The magazine with the thirteen year-old girl on the front is what Tano bought for our Saturday-night sofa-togetherness. When I buy the magazine it's usually Cosmo or Glamour so we can do the test-yourself sections to find out if we love each other, if we have a good sex life, etc. When Tano buys the magazine it's usually some pop-culture teen rag like Giant Robot or Kronik. So Young and Modern is only a minor surprise.

"It has lots of tests," Tano says.

The cover is six pictures of one thirteen year-old girl dressed as six stereotypes. I ask Tano which ones he'd like to have sex with.

Before I can even finish the sentence Tano points to the dominatrix prom queen and the sassy athlete.

I say, "Which one am I?"

He points to a photo where, presumably, the girl is just being herself.

"Why am I like that one?"

"Because she looks like she wants to please everyone."

Immediately, I think of last night when Tano wasn't budging so I thought I'd just be nice because he's always too tired for sex at night but he's never too tired for a blowjob. Then I think of how we're reading the magazine he wants even though it's my turn to pick because I thought if I picked he'd decide he didn't want to read a magazine and he'd spend the night sitting on the sofa staring at the wall. Then I think of the last time I got angry at him for staring at the wall when we were supposed to spend time together and he cried, which of course meant he'd stare at the wall all night.

So I say to myself, I'm sick of this. I'm not going through that again. I put down the magazine and go to bed because while it wouldn't be fair to yell at him for how he answered my manipulative, cornering questions, I can't think of anything nice to say.

For the rest of the night I imagine he sits on the sofa and stares at the wall, feeling relieved that I went to bed in a fit of demoralization because really what he wants to do is sit on the sofa and stare at the wall. Like dogs like to dig holes. It's a destiny thing.

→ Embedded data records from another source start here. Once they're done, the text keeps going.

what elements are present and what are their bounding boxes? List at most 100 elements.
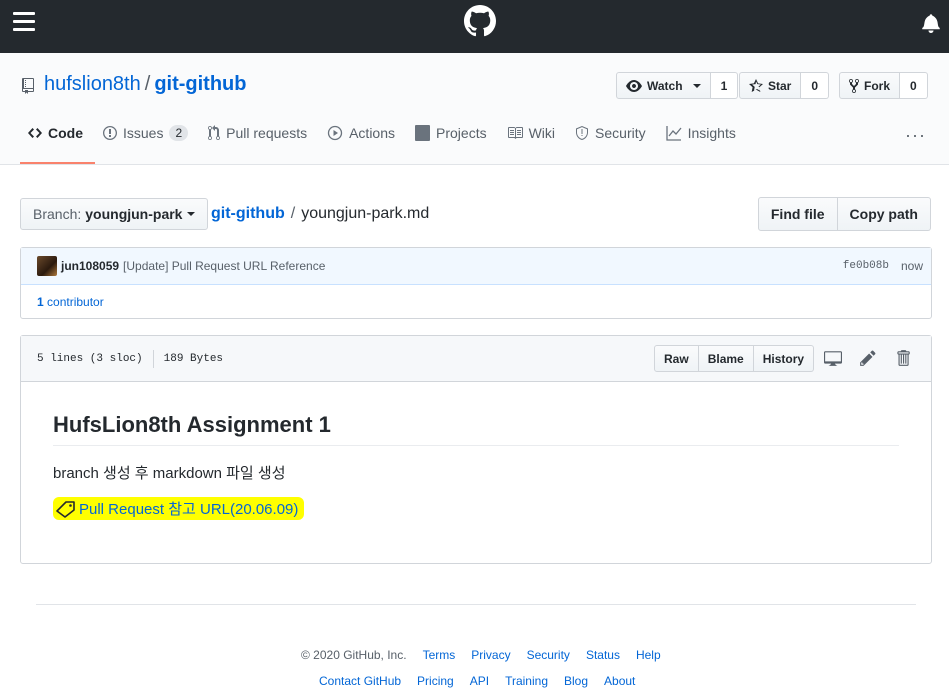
latest-commit: jun108059 [Update] Pull Request URL Refe… xyxy=(21,248,931,285)
chevron-down-icon xyxy=(692,83,701,88)
pencil-icon[interactable] xyxy=(859,349,877,367)
breadcrumb-file: youngjun-park.md xyxy=(301,205,430,222)
tab-pull-requests[interactable]: Pull requests xyxy=(200,112,319,164)
tab-code[interactable]: Code xyxy=(20,112,95,164)
footer-link-blog[interactable]: Blog xyxy=(564,674,588,688)
raw-button[interactable]: Raw xyxy=(654,345,699,372)
fork-group: Fork 0 xyxy=(839,72,928,99)
footer-link-api[interactable]: API xyxy=(470,674,489,688)
watch-button[interactable]: Watch xyxy=(616,72,711,99)
issues-counter: 2 xyxy=(169,125,189,141)
footer-link-pricing[interactable]: Pricing xyxy=(417,674,454,688)
tab-issues[interactable]: Issues 2 xyxy=(95,112,200,164)
bell-icon[interactable] xyxy=(922,13,940,33)
tab-label: Security xyxy=(595,125,646,141)
pull-request-link[interactable]: Pull Request 참고 URL(20.06.09) xyxy=(53,497,305,520)
footer-row-2: Contact GitHub Pricing API Training Blog… xyxy=(319,674,635,688)
watch-count[interactable]: 1 xyxy=(710,72,739,99)
commit-sha[interactable]: fe0b08b xyxy=(843,260,889,272)
tab-label: Code xyxy=(48,125,83,141)
trash-icon[interactable] xyxy=(894,349,912,367)
tab-label: Issues xyxy=(123,125,164,141)
github-logo-icon[interactable] xyxy=(464,5,496,37)
footer-link-security[interactable]: Security xyxy=(527,648,570,662)
star-group: Star 0 xyxy=(739,72,830,99)
star-button[interactable]: Star xyxy=(739,72,802,99)
avatar[interactable] xyxy=(37,256,57,276)
footer-link-help[interactable]: Help xyxy=(636,648,661,662)
code-icon xyxy=(28,128,42,138)
footer-link-training[interactable]: Training xyxy=(505,674,548,688)
hamburger-icon[interactable] xyxy=(13,12,35,32)
tab-label: Wiki xyxy=(528,125,556,141)
repo-name-link[interactable]: git-github xyxy=(154,73,246,95)
fork-button[interactable]: Fork xyxy=(839,72,901,99)
desktop-icon[interactable] xyxy=(824,349,842,367)
repo-nav-tabs: Code Issues 2 Pull requests Actions Proj… xyxy=(20,112,748,164)
footer-link-status[interactable]: Status xyxy=(586,648,620,662)
footer-link-contact[interactable]: Contact GitHub xyxy=(319,674,401,688)
file-box: 5 lines (3 sloc) 189 Bytes Raw Blame His… xyxy=(20,335,932,564)
shield-icon xyxy=(576,126,589,140)
tab-insights[interactable]: Insights xyxy=(658,112,748,164)
readme-paragraph: branch 생성 후 markdown 파일 생성 xyxy=(53,465,286,482)
file-nav-buttons: Find file Copy path xyxy=(757,197,931,231)
file-lines: 5 lines (3 sloc) xyxy=(37,352,143,365)
issue-icon xyxy=(103,126,117,140)
watch-group: Watch 1 xyxy=(616,72,739,99)
copyright: © 2020 GitHub, Inc. xyxy=(301,648,407,662)
file-size: 189 Bytes xyxy=(163,352,224,365)
footer-row-1: © 2020 GitHub, Inc. Terms Privacy Securi… xyxy=(301,648,661,662)
more-options-icon[interactable]: ··· xyxy=(905,125,926,146)
tab-label: Pull requests xyxy=(226,125,308,141)
copy-path-button[interactable]: Copy path xyxy=(837,197,931,231)
repo-title-separator: / xyxy=(144,73,151,95)
markdown-body: HufsLion8th Assignment 1 branch 생성 후 mar… xyxy=(21,382,931,566)
tag-icon xyxy=(56,500,75,518)
footer-link-privacy[interactable]: Privacy xyxy=(471,648,510,662)
branch-label: Branch: xyxy=(33,206,82,222)
star-count[interactable]: 0 xyxy=(801,72,830,99)
contributors-link[interactable]: 1 contributor xyxy=(21,285,931,319)
divider xyxy=(152,349,154,368)
tab-projects[interactable]: Projects xyxy=(407,112,499,164)
pull-request-icon xyxy=(208,125,221,140)
commit-time: now xyxy=(900,259,923,273)
contributors-count: 1 xyxy=(37,295,44,309)
graph-icon xyxy=(665,126,682,141)
tab-label: Actions xyxy=(349,125,396,141)
fork-label: Fork xyxy=(864,78,891,93)
repo-owner-link[interactable]: hufslion8th xyxy=(44,73,141,95)
watch-label: Watch xyxy=(647,78,683,93)
breadcrumb: git-github / youngjun-park.md xyxy=(211,205,429,223)
tab-security[interactable]: Security xyxy=(567,112,658,164)
play-icon xyxy=(327,125,343,141)
commit-author[interactable]: jun108059 xyxy=(61,259,119,273)
fork-count[interactable]: 0 xyxy=(900,72,928,99)
star-label: Star xyxy=(768,78,792,93)
tab-label: Insights xyxy=(687,125,736,141)
footer-link-terms[interactable]: Terms xyxy=(423,648,456,662)
footer-link-about[interactable]: About xyxy=(604,674,635,688)
readme-heading: HufsLion8th Assignment 1 xyxy=(53,412,899,446)
book-icon xyxy=(507,127,523,139)
tab-actions[interactable]: Actions xyxy=(319,112,407,164)
readme-link-paragraph: Pull Request 참고 URL(20.06.09) xyxy=(53,497,899,522)
star-icon xyxy=(749,78,763,92)
breadcrumb-root-link[interactable]: git-github xyxy=(211,205,285,222)
top-header xyxy=(0,0,949,53)
history-button[interactable]: History xyxy=(753,345,815,372)
commit-message[interactable]: [Update] Pull Request URL Reference xyxy=(123,259,843,273)
find-file-button[interactable]: Find file xyxy=(757,197,838,231)
eye-icon xyxy=(626,79,642,92)
branch-select-button[interactable]: Branch: youngjun-park xyxy=(20,198,209,230)
footer-divider xyxy=(36,604,916,605)
fork-icon xyxy=(849,78,859,93)
file-actions: Raw Blame History xyxy=(654,345,815,372)
pull-request-link-text: Pull Request 참고 URL(20.06.09) xyxy=(79,501,299,518)
contributors-label: contributor xyxy=(47,295,104,309)
repo-title: hufslion8th / git-github xyxy=(44,73,247,96)
blame-button[interactable]: Blame xyxy=(698,345,754,372)
tab-wiki[interactable]: Wiki xyxy=(499,112,567,164)
branch-value: youngjun-park xyxy=(85,206,183,222)
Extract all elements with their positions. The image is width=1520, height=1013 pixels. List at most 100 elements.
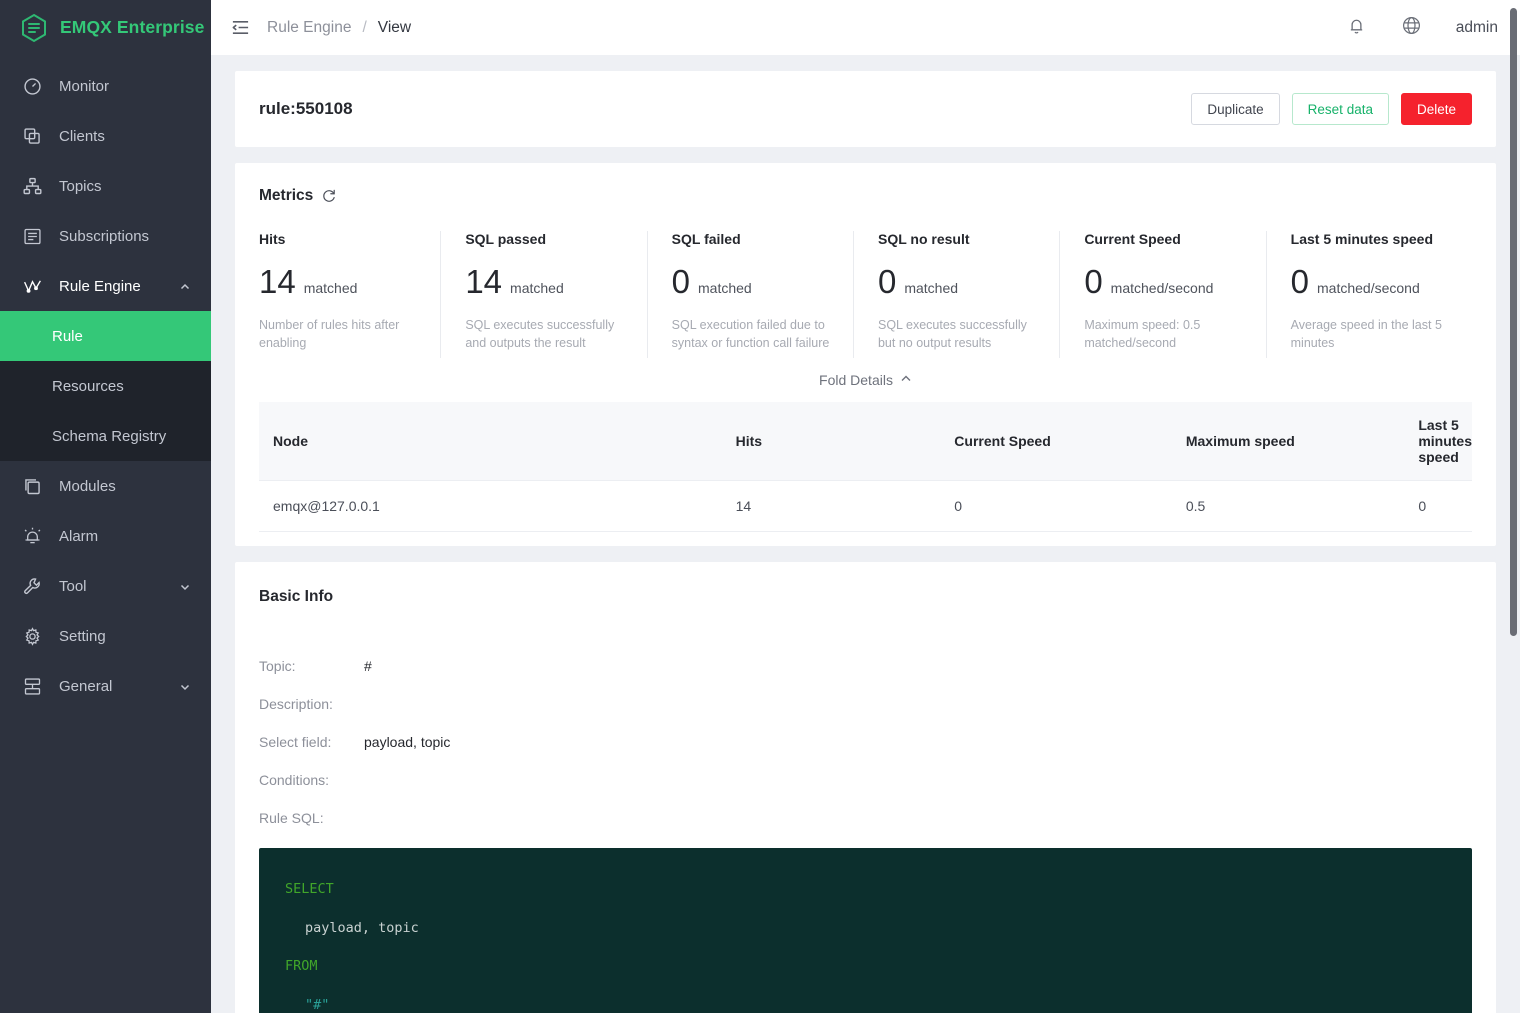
sql-line-select: SELECT (285, 870, 1446, 908)
sidebar-item-label: Tool (59, 578, 87, 595)
vertical-scrollbar-thumb[interactable] (1510, 8, 1517, 636)
emqx-hexagon-logo-icon (18, 12, 50, 44)
chevron-down-icon[interactable] (179, 580, 191, 592)
brand-name: EMQX Enterprise (60, 17, 204, 38)
metric-current-speed: Current Speed 0 matched/second Maximum s… (1060, 231, 1266, 358)
metric-label: Hits (259, 231, 418, 247)
alarm-icon (22, 526, 43, 547)
metrics-card: Metrics Hits 14 (235, 163, 1496, 546)
cell-maximum-speed: 0.5 (1172, 481, 1404, 532)
breadcrumb-parent[interactable]: Rule Engine (267, 19, 351, 37)
metric-unit: matched/second (1111, 280, 1214, 296)
metric-sql-passed: SQL passed 14 matched SQL executes succe… (441, 231, 647, 358)
sidebar-item-label: Monitor (59, 78, 109, 95)
topbar-actions: admin (1346, 15, 1498, 41)
sidebar-item-monitor[interactable]: Monitor (0, 61, 211, 111)
globe-icon[interactable] (1401, 15, 1422, 41)
info-row-topic: Topic: # (259, 658, 1472, 674)
info-label: Conditions: (259, 772, 364, 788)
basic-info-title: Basic Info (259, 588, 1472, 606)
cell-node: emqx@127.0.0.1 (259, 481, 722, 532)
brand[interactable]: EMQX Enterprise (0, 0, 211, 55)
metric-value-group: 0 matched (672, 265, 831, 298)
cell-last-5-minutes-speed: 0 (1404, 481, 1472, 532)
sitemap-icon (22, 176, 43, 197)
list-icon (22, 226, 43, 247)
metric-cards-row: Hits 14 matched Number of rules hits aft… (259, 231, 1472, 358)
metric-label: Last 5 minutes speed (1291, 231, 1450, 247)
user-menu[interactable]: admin (1456, 19, 1498, 37)
table-body: emqx@127.0.0.1 14 0 0.5 0 (259, 481, 1472, 532)
sidebar-item-schema-registry[interactable]: Schema Registry (0, 411, 211, 461)
breadcrumb-separator: / (362, 19, 366, 37)
sidebar-item-label: Topics (59, 178, 102, 195)
sidebar-item-general[interactable]: General (0, 661, 211, 711)
chevron-down-icon[interactable] (179, 680, 191, 692)
sidebar-item-rule-engine[interactable]: Rule Engine (0, 261, 211, 311)
sidebar-item-clients[interactable]: Clients (0, 111, 211, 161)
duplicate-button[interactable]: Duplicate (1191, 93, 1279, 125)
refresh-icon[interactable] (321, 188, 337, 204)
menu-collapse-icon[interactable] (227, 15, 253, 41)
sidebar: EMQX Enterprise Monitor Clients (0, 0, 211, 1013)
metrics-header: Metrics (259, 187, 1472, 205)
metric-description: SQL execution failed due to syntax or fu… (672, 316, 831, 352)
sidebar-item-modules[interactable]: Modules (0, 461, 211, 511)
metric-label: SQL no result (878, 231, 1037, 247)
cell-current-speed: 0 (940, 481, 1172, 532)
metric-value: 0 (672, 265, 690, 298)
sql-line-topic: "#" (285, 986, 1446, 1013)
metric-description: SQL executes successfully and outputs th… (465, 316, 624, 352)
metric-value-group: 14 matched (465, 265, 624, 298)
info-value: payload, topic (364, 734, 450, 750)
sidebar-subitem-label: Schema Registry (52, 428, 166, 445)
info-value: # (364, 658, 372, 674)
sidebar-subitem-label: Resources (52, 378, 124, 395)
metric-unit: matched (698, 280, 752, 296)
sidebar-item-tool[interactable]: Tool (0, 561, 211, 611)
info-label: Select field: (259, 734, 364, 750)
fold-details-toggle[interactable]: Fold Details (259, 358, 1472, 402)
rule-engine-submenu: Rule Resources Schema Registry (0, 311, 211, 461)
sidebar-item-label: Rule Engine (59, 278, 141, 295)
sidebar-item-rule[interactable]: Rule (0, 311, 211, 361)
sql-line-fields: payload, topic (285, 909, 1446, 947)
sidebar-item-setting[interactable]: Setting (0, 611, 211, 661)
sidebar-item-label: Alarm (59, 528, 98, 545)
info-row-description: Description: (259, 696, 1472, 712)
metric-sql-failed: SQL failed 0 matched SQL execution faile… (648, 231, 854, 358)
metric-description: Average speed in the last 5 minutes (1291, 316, 1450, 352)
metric-value: 14 (259, 265, 296, 298)
topbar: Rule Engine / View (211, 0, 1520, 55)
metrics-title: Metrics (259, 187, 313, 205)
sidebar-item-resources[interactable]: Resources (0, 361, 211, 411)
reset-data-button[interactable]: Reset data (1292, 93, 1389, 125)
modules-icon (22, 476, 43, 497)
sidebar-item-subscriptions[interactable]: Subscriptions (0, 211, 211, 261)
chevron-up-icon[interactable] (179, 280, 191, 292)
fold-details-label: Fold Details (819, 372, 893, 388)
info-row-rule-sql: Rule SQL: (259, 810, 1472, 826)
sidebar-subitem-label: Rule (52, 328, 83, 345)
page-title: rule:550108 (259, 99, 353, 119)
column-header-last-5-minutes-speed: Last 5 minutes speed (1404, 402, 1472, 481)
server-icon (22, 676, 43, 697)
info-label: Rule SQL: (259, 810, 364, 826)
metric-label: Current Speed (1084, 231, 1243, 247)
sidebar-item-alarm[interactable]: Alarm (0, 511, 211, 561)
metric-value-group: 14 matched (259, 265, 418, 298)
metric-value-group: 0 matched/second (1084, 265, 1243, 298)
page-scroll-container: rule:550108 Duplicate Reset data Delete … (211, 55, 1520, 1013)
delete-button[interactable]: Delete (1401, 93, 1472, 125)
bell-icon[interactable] (1346, 15, 1367, 41)
metric-value-group: 0 matched (878, 265, 1037, 298)
column-header-node: Node (259, 402, 722, 481)
metric-last-5-minutes-speed: Last 5 minutes speed 0 matched/second Av… (1267, 231, 1472, 358)
info-row-conditions: Conditions: (259, 772, 1472, 788)
sidebar-item-topics[interactable]: Topics (0, 161, 211, 211)
info-label: Topic: (259, 658, 364, 674)
gear-icon (22, 626, 43, 647)
column-header-hits: Hits (722, 402, 941, 481)
metrics-body: Metrics Hits 14 (235, 163, 1496, 546)
table-header-row: Node Hits Current Speed Maximum speed La… (259, 402, 1472, 481)
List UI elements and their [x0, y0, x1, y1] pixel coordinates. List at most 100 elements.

The next night: I write bad checks for nice clothes because payday is soon. For Chanukah I buy a suitcase for Tano—the rolling kind, like stewardesses have. I leave it in the car in case we have a fight.

At home Tano has turned up the heat higher than he likes, which he usually won't do unless I have goose bumps on the backs of my thighs.

I toss my new clothes on the sofa.

Tano has laid out his own purchases on the dining room table: A Chanukah prayer book so he can follow along with me. Chocolate Chanukah gelt, and new Chanukah candles because he thought the ones I bought were cheap and crooked and would drip all over the table.

I like that he's taking initiative. I think he is one step closer to letting our kids get bar-mitzvahed—if he doesn't dump me first.

I say, "Tano, let's look at the girls again."

"Oh God," he says. He pulls me close. Nuzzles his nose in my neck. "Look at the new candles," he says.

I tell him, "Thank you."

I tell him, "The two girls you want to have sex with would not put up with your telling them you're thinking of breaking up. Only the wants-to-please-everyone girl would put up with you. But you're not interested in her. I don't want to be her. I don't want to be lame but I don't want to dump you. What do you think?"

"I think the girl in the workout clothes might put up with me."

It is not difficult to think of myself as the jock type. Maybe this is okay. I don't actually remember what my point was. So we light the Chanukah candles and then curl up on the sofa.

Tano says, "Oh yeah. You have messages."


"Your grandma called. Your uncle died."

"What? You're telling me this a half-hour after I got home? Death is a tell-right-away sort of thing."

"I wanted us to have nice togetherness before I told you."